When the patient’s blood tests came back negative for ethanol, Tamama began to suspect that microbes in her bladder may be turning the high levels of sugar in her body into alcohol. “As I went over the medical record and learned the situation of the patient, I started feeling obliged to do something because she might have been falsely mislabelled as an alcohol abuser,” he said.
Doctors were aware of a similar condition called auto-brewery syndrome (ABS), in which microbes located in the gastrointestinal tract transform carbohydrates into alcohol. For people with ABS, simply eating carbs can be an intoxicating experience — literally. In this case, fermentation was occurring in the bladder, meaning the alcohol did not have access to the bloodstream and the woman did not feel its effects.

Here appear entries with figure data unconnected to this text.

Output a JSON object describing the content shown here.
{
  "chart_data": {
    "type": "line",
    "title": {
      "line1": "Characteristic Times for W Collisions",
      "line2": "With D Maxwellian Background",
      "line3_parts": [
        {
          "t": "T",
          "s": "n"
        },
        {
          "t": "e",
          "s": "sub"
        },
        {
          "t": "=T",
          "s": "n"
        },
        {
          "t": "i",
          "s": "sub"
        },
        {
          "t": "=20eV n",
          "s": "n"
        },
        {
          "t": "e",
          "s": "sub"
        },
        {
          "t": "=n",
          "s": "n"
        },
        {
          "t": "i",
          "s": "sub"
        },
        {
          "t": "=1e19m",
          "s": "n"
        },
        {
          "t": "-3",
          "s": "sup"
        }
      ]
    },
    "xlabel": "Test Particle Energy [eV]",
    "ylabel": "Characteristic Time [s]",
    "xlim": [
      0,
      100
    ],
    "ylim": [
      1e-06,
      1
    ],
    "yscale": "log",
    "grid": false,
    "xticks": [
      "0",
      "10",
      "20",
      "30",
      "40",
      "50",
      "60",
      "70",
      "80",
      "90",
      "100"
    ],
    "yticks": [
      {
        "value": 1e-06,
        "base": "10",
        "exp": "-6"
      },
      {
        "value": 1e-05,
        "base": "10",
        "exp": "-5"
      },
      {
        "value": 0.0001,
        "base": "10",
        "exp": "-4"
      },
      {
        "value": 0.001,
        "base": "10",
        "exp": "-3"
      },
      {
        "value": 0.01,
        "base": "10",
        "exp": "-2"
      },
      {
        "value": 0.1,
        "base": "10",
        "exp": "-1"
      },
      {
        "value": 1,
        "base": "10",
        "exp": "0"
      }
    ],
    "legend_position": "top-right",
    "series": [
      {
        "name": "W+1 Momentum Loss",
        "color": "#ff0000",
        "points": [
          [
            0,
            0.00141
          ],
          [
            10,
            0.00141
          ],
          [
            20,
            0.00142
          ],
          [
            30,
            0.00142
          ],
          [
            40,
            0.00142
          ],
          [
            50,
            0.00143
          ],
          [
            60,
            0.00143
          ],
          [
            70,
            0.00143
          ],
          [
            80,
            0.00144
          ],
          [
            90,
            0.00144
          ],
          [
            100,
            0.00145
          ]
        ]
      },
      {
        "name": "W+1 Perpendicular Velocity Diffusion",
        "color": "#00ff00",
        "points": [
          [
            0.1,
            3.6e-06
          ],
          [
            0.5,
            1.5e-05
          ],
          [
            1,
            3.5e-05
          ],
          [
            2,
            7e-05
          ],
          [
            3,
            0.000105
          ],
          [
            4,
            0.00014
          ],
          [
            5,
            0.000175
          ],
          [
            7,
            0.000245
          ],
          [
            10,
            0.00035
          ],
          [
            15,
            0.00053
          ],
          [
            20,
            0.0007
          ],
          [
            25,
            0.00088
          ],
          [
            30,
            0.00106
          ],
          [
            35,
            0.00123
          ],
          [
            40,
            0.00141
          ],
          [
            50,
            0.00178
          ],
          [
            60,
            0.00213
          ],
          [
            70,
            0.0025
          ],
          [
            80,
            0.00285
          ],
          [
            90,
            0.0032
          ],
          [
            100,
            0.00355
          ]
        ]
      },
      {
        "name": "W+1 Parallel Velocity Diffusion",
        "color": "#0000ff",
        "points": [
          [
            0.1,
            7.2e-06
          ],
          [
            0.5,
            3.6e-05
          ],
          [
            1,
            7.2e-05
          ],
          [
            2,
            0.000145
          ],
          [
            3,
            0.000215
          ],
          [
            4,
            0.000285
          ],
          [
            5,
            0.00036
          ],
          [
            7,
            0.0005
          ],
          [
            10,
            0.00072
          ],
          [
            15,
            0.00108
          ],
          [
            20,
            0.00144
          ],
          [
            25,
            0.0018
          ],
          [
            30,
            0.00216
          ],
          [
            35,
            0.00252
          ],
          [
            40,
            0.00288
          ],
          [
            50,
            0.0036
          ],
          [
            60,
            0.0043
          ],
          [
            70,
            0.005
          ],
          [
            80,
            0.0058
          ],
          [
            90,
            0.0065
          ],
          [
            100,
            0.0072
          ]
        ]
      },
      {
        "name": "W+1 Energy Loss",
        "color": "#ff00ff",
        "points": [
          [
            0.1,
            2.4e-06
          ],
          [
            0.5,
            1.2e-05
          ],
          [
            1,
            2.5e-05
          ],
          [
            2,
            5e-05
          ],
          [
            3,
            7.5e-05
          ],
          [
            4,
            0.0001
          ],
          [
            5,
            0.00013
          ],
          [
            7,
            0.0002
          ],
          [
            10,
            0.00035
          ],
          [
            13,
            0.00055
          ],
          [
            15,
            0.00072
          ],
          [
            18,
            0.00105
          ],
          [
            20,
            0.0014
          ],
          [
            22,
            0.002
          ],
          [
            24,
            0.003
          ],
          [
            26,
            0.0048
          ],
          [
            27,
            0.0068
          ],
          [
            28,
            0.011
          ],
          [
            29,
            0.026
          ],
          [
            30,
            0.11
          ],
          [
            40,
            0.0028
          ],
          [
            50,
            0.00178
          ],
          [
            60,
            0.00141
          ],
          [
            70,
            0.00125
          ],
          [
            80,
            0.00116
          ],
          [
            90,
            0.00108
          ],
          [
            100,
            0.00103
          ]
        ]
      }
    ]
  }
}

The newly discovered condition was so rare it was unnamed at the time, although her doctors helpfully suggested “urinary auto-brewery syndrome” or “bladder fermentation syndrome.”
They identified the yeast in her urine as Candida glabrata, a microbiome similar to brewer’s yeast that naturally occurs in the body.
The discovery allowed the woman to be reconsidered for a liver transplant and prompted doctors to stress “the importance of recognizing urinary auto-brewery syndrome when it is present.”